SIXTH COLUMN

"History is philosophy teaching by example." (Lord Bolingbroke)

New Email Address: 6thColumn@6thcolumnagainstjihad.com.

Sunday, April 17, 2005

Today Is Tax Freedom Day

Such a good job our public education system has done that few Americans can conceive of any other way to have and to run a government except through confiscatory taxation. Because of the same fine group of "educators" over three or four generations, few Americans realize that a government doing what it should, as determined by objective criteria, would cost about 10% of what it does now, if not less. Most Americans think that the system for looting the fruits of their productivity is proper, just, and above all, unavoidable. That's why they keep getting suckered year after year.

Money is the blood which sustains governmental operations. Even tyrannies need money to do what they do, even when doing what they do is doing wrong in everything.

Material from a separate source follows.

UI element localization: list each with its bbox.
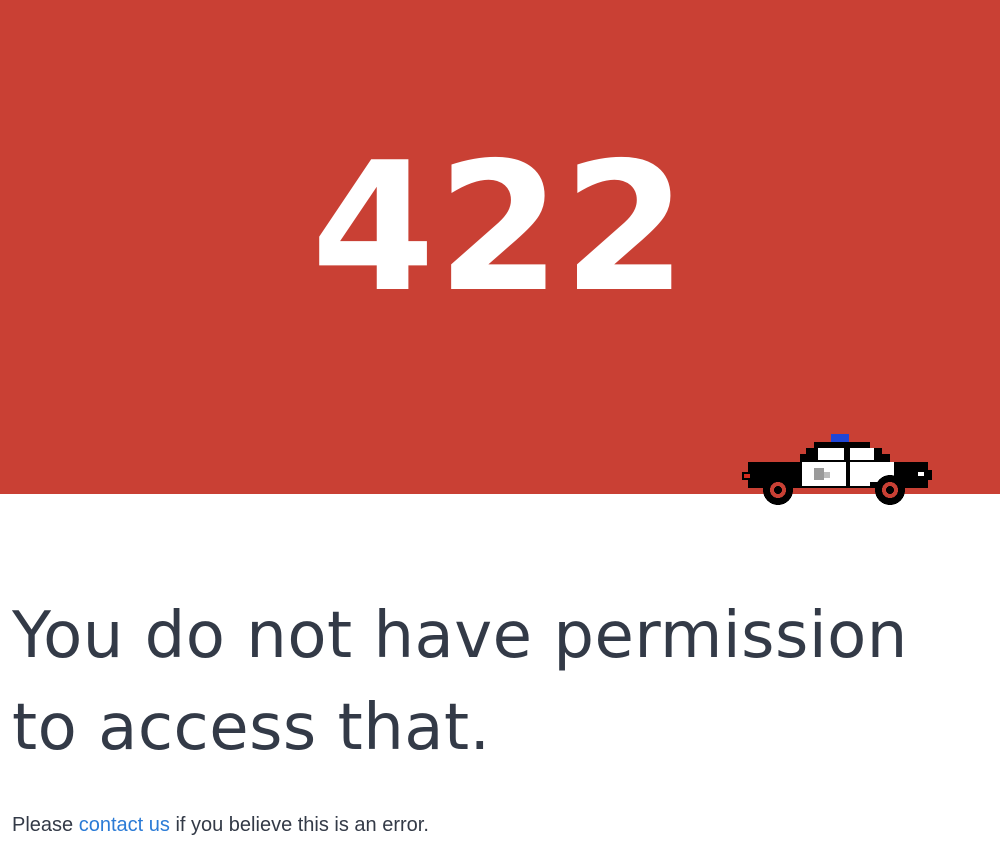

Think about for a moment. What would these politicians and bureaucrats do for power if they could not take your money and the money of others? I will provide one utterly titillating answer of several: They would have to earn governmental finance creatively and morally because they would not have yours to steal. So what would they do for power? They would have NONE!

Americans have little concept of the necessity for and the proper role for a government. As a result, we have the mammoth socialist-moderate faction on one end of the spectrum and ridiculous liberatarian anarcho-capitalists on the other. Both belong in the trash can.

I will leave discussing what constitutes a PROPER government and WHY, as well as HOW, until later. Right now, digest TAX FREEDOM DAY. Note, I did not say "enjoy" it.


WorldNetDaily: Tax Freedom Day April 17 this year , THE POWER TO DESTROY Tax, Freedom Day, April 17 this year--Date Americans stop working for government later than 2004, Posted: April 15, 2005, 1:00 a.m. Eastern, by World Net Daily.

Each year, the Tax Foundation calculates Tax Freedom Day – which compares the number of days Americans work to pay taxes to the number of days they work to support themselves. The nonprofit group points out that while this year's day is two days later than last year, it is "still considerably earlier than in 2000, when the boom and bubble pushed tax burdens to a record high, and Tax Freedom Day was postponed until May 3."

Said the group's president, Scott Hodge, in a statement: "The federal government cut taxes every year for the last four years, and because the bubble in 1999 and 2000 boosted tax collections to artificially high levels, the drop since then is all the more dramatic. Now the tax burden has resumed its more typical upward course. As economic growth pushes people into higher tax brackets, tax collections grow
faster than incomes."

"Despite all the tax cuts that the federal government has passed recently, Americans will still spend more on taxes than they spend on food, clothing and medical care combined," said Hodge.

In 2005, Americans will work 70 days to afford their federal taxes and 37 more days to afford state and local taxes. Other categories of spending measured in the report include housing and household operation (65 days), health and medical care (52 days), food (31 days), transportation (31 days), recreation (22 days), clothing and accessories (13 days), saving (2 days) and all other (44 days).

Four out of the five states with the heaviest tax burdens and the latestTax Freedom Days are in the Northeast: Connecticut (May 3), New York (April 29),New Jersey (April 25), Massachusetts (April 24) and Wyoming (April 24). In general, where the cost of living is high, and salaries are commensurately higher, taxpayers are hard hit by the federal income tax's progressive structure. As a result, they must work longer to pay their disproportionate share of the tax burden, and they wait longer to celebrate Tax Freedom Day, the group points out.

The five states with the lightest total tax burdens celebrate Tax Freedom Day the earliest. Alaska's April 2 is the earliest of all. Alabama (April 4) and Tennessee (April 6) have the second and third lightest tax burdens. South Dakota and Mississippi round out the five most lightly taxed states, celebrating on April 7.